Fairbury Improvement Group Leader Dale Maley recently announced that the Fairbury Improvement Group has completed its list of 14 projects for the summer. While some of the projects on the list were not as laborious as others, Maley is proud of the work that the group accomplished.
    “It feels good to know that we’ve been improving Fairbury and not just letting it fall apart,” Maley said. “When you have a small town and a group like this, it takes a while to get things figured out, but after you get past that first year, you find that you can get a lot of projects done.”
    The FIG was organized about three years ago as a group of community members that wanted to get together in an effort to make the community a better place.
    “We want to improve the quality of life for citizens and visitors alike,” Maley said.
    The group has a mailing list of more than 50 members currently, but the monthly meeting attendance is typically between 12 and 20 people. Members come from all walks of life. David Slagel, Fairbury’s mayor, is a member of the group and others are local business owners, retired individuals and three or four board members from the Fairbury Echoes Museum.
    During its first year, members created an improvement list. Maley said it was essentially a spreadsheet that was filled with the members’ improvement ideas. With a list of ideas in place, the group started to figure out which projects they felt could be completed within a particular year.
    “After that initial project list was completed, we just kept adding to it with new suggestions,” Maley said. “Each fall, we look at what projects we might want to work on for the following year. A lot of the projects we choose to do each year are chosen because of the funding we have available and the amount of time required for completion. Most of the projects we do are in the summer, so we’re limited to about three or four months to get everything done.”
    The first year, the group completed all of its planned projects, but Maley said those projects were short in comparison to the renovation of Marsh Park, which was added to last year’s summer agenda.
    “The Marsh Park renovation was a 16-week project that took pretty much the whole summer,” Maley said. “However, we did get some other small projects completed, too. This year, we had everything pretty much planned out last fall, it was just a question of waiting until the nice weather hit. I would say we started in May and we had just about everything completed by mid-June.”

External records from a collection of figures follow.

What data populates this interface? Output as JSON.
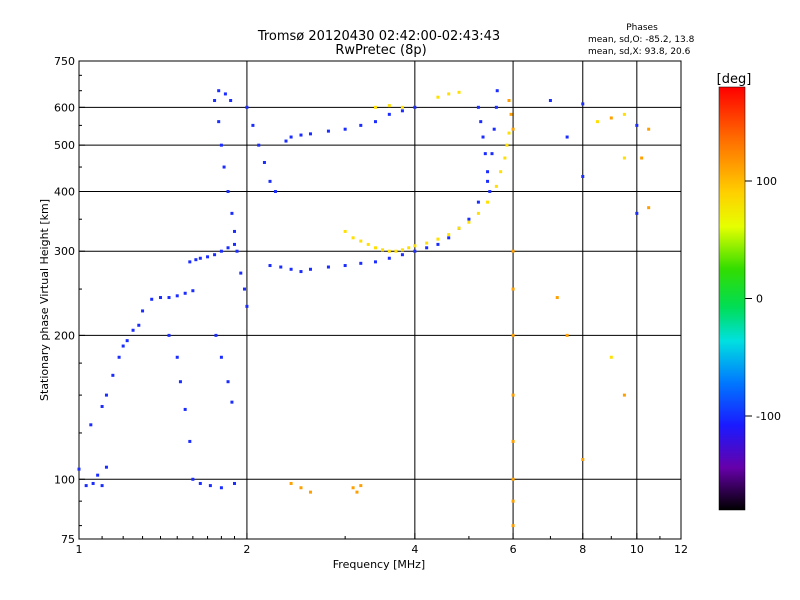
{
  "chart_data": {
    "type": "scatter",
    "title": "Tromsø 20120430 02:42:00-02:43:43",
    "subtitle": "RwPretec (8p)",
    "xlabel": "Frequency [MHz]",
    "ylabel": "Stationary phase Virtual Height [km]",
    "x_scale": "log",
    "y_scale": "log",
    "xlim": [
      1,
      12
    ],
    "ylim": [
      75,
      750
    ],
    "x_ticks": [
      1,
      2,
      4,
      6,
      8,
      10,
      12
    ],
    "y_ticks": [
      75,
      100,
      200,
      300,
      400,
      500,
      600,
      750
    ],
    "grid": true,
    "phases_box": {
      "title": "Phases",
      "line1": "mean, sd,O: -85.2, 13.8",
      "line2": "mean, sd,X:  93.8, 20.6"
    },
    "colorbar": {
      "label": "[deg]",
      "ticks": [
        100,
        0,
        -100
      ],
      "range": [
        -180,
        180
      ]
    },
    "series": [
      {
        "values": [
          [
            1.0,
            105,
            -110
          ],
          [
            1.03,
            97,
            -120
          ],
          [
            1.06,
            98,
            -100
          ],
          [
            1.08,
            102,
            -110
          ],
          [
            1.1,
            97,
            -100
          ],
          [
            1.12,
            106,
            -120
          ],
          [
            1.05,
            130,
            -110
          ],
          [
            1.1,
            142,
            -100
          ],
          [
            1.12,
            150,
            -110
          ],
          [
            1.15,
            165,
            -120
          ],
          [
            1.18,
            180,
            -100
          ],
          [
            1.2,
            190,
            -110
          ],
          [
            1.22,
            195,
            -100
          ],
          [
            1.25,
            205,
            -110
          ],
          [
            1.28,
            210,
            -100
          ],
          [
            1.3,
            225,
            -110
          ],
          [
            1.35,
            238,
            -120
          ],
          [
            1.4,
            240,
            -100
          ],
          [
            1.45,
            240,
            -110
          ],
          [
            1.5,
            242,
            -100
          ],
          [
            1.55,
            245,
            -110
          ],
          [
            1.6,
            248,
            -100
          ],
          [
            1.58,
            285,
            -110
          ],
          [
            1.62,
            288,
            -100
          ],
          [
            1.65,
            290,
            -110
          ],
          [
            1.7,
            292,
            -100
          ],
          [
            1.75,
            295,
            -110
          ],
          [
            1.8,
            300,
            -100
          ],
          [
            1.85,
            305,
            -110
          ],
          [
            1.9,
            310,
            -120
          ],
          [
            1.45,
            200,
            -100
          ],
          [
            1.5,
            180,
            -110
          ],
          [
            1.52,
            160,
            -100
          ],
          [
            1.55,
            140,
            -110
          ],
          [
            1.58,
            120,
            -100
          ],
          [
            1.6,
            100,
            -110
          ],
          [
            1.65,
            98,
            -100
          ],
          [
            1.72,
            97,
            -110
          ],
          [
            1.8,
            96,
            -100
          ],
          [
            1.9,
            98,
            -110
          ],
          [
            1.75,
            620,
            -100
          ],
          [
            1.78,
            560,
            -110
          ],
          [
            1.8,
            500,
            -100
          ],
          [
            1.82,
            450,
            -110
          ],
          [
            1.85,
            400,
            -100
          ],
          [
            1.88,
            360,
            -110
          ],
          [
            1.9,
            330,
            -100
          ],
          [
            1.92,
            300,
            -110
          ],
          [
            1.95,
            270,
            -100
          ],
          [
            1.98,
            250,
            -110
          ],
          [
            2.0,
            230,
            -100
          ],
          [
            1.76,
            200,
            -110
          ],
          [
            1.8,
            180,
            -100
          ],
          [
            1.85,
            160,
            -110
          ],
          [
            1.88,
            145,
            -100
          ],
          [
            1.78,
            650,
            -110
          ],
          [
            1.83,
            640,
            -100
          ],
          [
            1.87,
            620,
            -110
          ],
          [
            2.0,
            600,
            -100
          ],
          [
            2.05,
            550,
            -110
          ],
          [
            2.1,
            500,
            -100
          ],
          [
            2.15,
            460,
            -110
          ],
          [
            2.2,
            420,
            -100
          ],
          [
            2.25,
            400,
            -110
          ],
          [
            2.35,
            510,
            -100
          ],
          [
            2.4,
            520,
            -110
          ],
          [
            2.5,
            525,
            -100
          ],
          [
            2.6,
            528,
            -110
          ],
          [
            2.8,
            535,
            -100
          ],
          [
            3.0,
            540,
            -110
          ],
          [
            3.2,
            550,
            -100
          ],
          [
            3.4,
            560,
            -110
          ],
          [
            3.6,
            580,
            -100
          ],
          [
            3.8,
            590,
            -110
          ],
          [
            4.0,
            600,
            -100
          ],
          [
            2.2,
            280,
            -110
          ],
          [
            2.3,
            278,
            -100
          ],
          [
            2.4,
            275,
            -110
          ],
          [
            2.5,
            272,
            -100
          ],
          [
            2.6,
            275,
            -110
          ],
          [
            2.8,
            278,
            -100
          ],
          [
            3.0,
            280,
            -110
          ],
          [
            3.2,
            283,
            -100
          ],
          [
            3.4,
            285,
            -110
          ],
          [
            3.6,
            290,
            -100
          ],
          [
            3.8,
            295,
            -110
          ],
          [
            4.0,
            300,
            -100
          ],
          [
            4.2,
            305,
            -110
          ],
          [
            4.4,
            310,
            -100
          ],
          [
            4.6,
            320,
            -110
          ],
          [
            4.8,
            335,
            -100
          ],
          [
            5.0,
            350,
            -110
          ],
          [
            5.2,
            380,
            -100
          ],
          [
            5.4,
            420,
            -110
          ],
          [
            5.5,
            480,
            -100
          ],
          [
            5.55,
            540,
            -110
          ],
          [
            5.6,
            600,
            -100
          ],
          [
            5.62,
            650,
            -110
          ],
          [
            5.2,
            600,
            -100
          ],
          [
            5.25,
            560,
            -110
          ],
          [
            5.3,
            520,
            -100
          ],
          [
            5.35,
            480,
            -110
          ],
          [
            5.4,
            440,
            -100
          ],
          [
            5.45,
            400,
            -110
          ],
          [
            3.0,
            330,
            80
          ],
          [
            3.1,
            320,
            90
          ],
          [
            3.2,
            315,
            100
          ],
          [
            3.3,
            310,
            85
          ],
          [
            3.4,
            305,
            95
          ],
          [
            3.5,
            302,
            90
          ],
          [
            3.6,
            300,
            100
          ],
          [
            3.7,
            300,
            85
          ],
          [
            3.8,
            302,
            95
          ],
          [
            3.9,
            305,
            90
          ],
          [
            4.0,
            308,
            100
          ],
          [
            4.2,
            312,
            85
          ],
          [
            4.4,
            318,
            95
          ],
          [
            4.6,
            325,
            90
          ],
          [
            4.8,
            335,
            100
          ],
          [
            5.0,
            345,
            85
          ],
          [
            5.2,
            360,
            95
          ],
          [
            5.4,
            380,
            90
          ],
          [
            5.6,
            410,
            100
          ],
          [
            5.7,
            440,
            85
          ],
          [
            5.8,
            470,
            95
          ],
          [
            5.85,
            500,
            90
          ],
          [
            5.9,
            530,
            100
          ],
          [
            3.4,
            600,
            90
          ],
          [
            3.6,
            605,
            100
          ],
          [
            3.8,
            600,
            85
          ],
          [
            4.4,
            630,
            95
          ],
          [
            4.6,
            640,
            90
          ],
          [
            4.8,
            645,
            100
          ],
          [
            2.4,
            98,
            110
          ],
          [
            2.5,
            96,
            105
          ],
          [
            2.6,
            94,
            115
          ],
          [
            3.1,
            96,
            110
          ],
          [
            3.15,
            94,
            105
          ],
          [
            3.2,
            97,
            115
          ],
          [
            5.9,
            620,
            110
          ],
          [
            5.95,
            580,
            105
          ],
          [
            6.0,
            540,
            115
          ],
          [
            6.0,
            300,
            110
          ],
          [
            6.0,
            250,
            105
          ],
          [
            6.0,
            200,
            110
          ],
          [
            6.0,
            150,
            115
          ],
          [
            6.0,
            120,
            105
          ],
          [
            6.0,
            100,
            110
          ],
          [
            6.0,
            90,
            115
          ],
          [
            6.0,
            80,
            105
          ],
          [
            7.0,
            620,
            -120
          ],
          [
            7.5,
            520,
            -110
          ],
          [
            8.0,
            610,
            -100
          ],
          [
            8.5,
            560,
            100
          ],
          [
            9.0,
            570,
            110
          ],
          [
            9.5,
            580,
            100
          ],
          [
            10.0,
            550,
            -110
          ],
          [
            10.5,
            540,
            120
          ],
          [
            7.2,
            240,
            110
          ],
          [
            7.5,
            200,
            105
          ],
          [
            8.0,
            110,
            120
          ],
          [
            9.0,
            180,
            100
          ],
          [
            9.5,
            150,
            110
          ],
          [
            10.0,
            360,
            -110
          ],
          [
            10.2,
            470,
            105
          ],
          [
            10.5,
            370,
            110
          ],
          [
            8.0,
            430,
            -120
          ],
          [
            9.5,
            470,
            100
          ]
        ]
      }
    ]
  }
}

    Similar to the first year, Maley said there weren’t really any big projects planned for completion this summer. In preparation for Marsh Park’s grand reopening on July 28, a few of this year’s projects were associated with the Marsh Park renovation. Other projects on the FIG’s to-do list were associated with Fairbury’s Sunken and Central parks.
    “One of the projects I am proud of this year is the new sidewalk that leads into Sunken Park,” Maley said. “The sidewalk was installed by city crews to provide for easier event access at the park. The city workers also poured a pad and installed a new steel bench and planters in Central Park.”
    The idea to add a sidewalk to Sunken Park became apparent during the city’s first Taste of Fairbury food festival last summer. Although Maley reports that the event was well-received, some people reported that it was difficult to carry a plate of food down the hill into the park.
    “We used Sunken Park for all the tents and eating tables, but all of the food vendors were set up on Main Street. Well, Sunken Park really is sunken, 36 inches. So, we ran into this issue of people having difficulty getting their food down to the park tables,” Maley said. “So, we asked the city guys if they could add a nice ramp sidewalk for us during that event each year and they agreed. They actually had that installed early in the summer and it will be ready for this year’s event, which I believe is in August.”
    Over the past three years, the only FIG projects that ended up being more of a challenge than Maley had initially anticipated, was repainting Fairbury’s historic business advertisement signs. There were three signs that the group wanted to repaint and Maley decided to do one each summer. The first year was the Occident Flour sign. Last year was the Swing and Steidinger sign and this year it was Archer House sign.
    “This summer I painted the third and last sign in mid-May,” Maley said. “The first challenge I ran into, is that the lift wouldn’t get me close enough to the building to paint the sign. Fortunately, the Ace Hardware guys helped me out and we repositioned the lift up on Main Street so that I could paint the sign.
    “Once that was figured out I got started on painting the sign, but on the second day of painting, we had a lot of wind in the forecast. I got up on the lift, but I learned a lesson that day. If it’s so windy that it blows your ball cap off  when your 40 feet in the air it’s time to call it a day. The next day I had nice and calm weather, so I was able to finish restoring the sign.”
    Although the FIG has completed its planned summer projects for this year, Maley said there’s always something else to work on.
    “People will always come up with new ideas, so we have not had any issues running out of projects,” Maley said. “Some of our members went out and helped plant trees in the early spring out at Munz Park. That little park is going to be nice when it’s done and I think it makes another great addition to Fairbury’s parks.”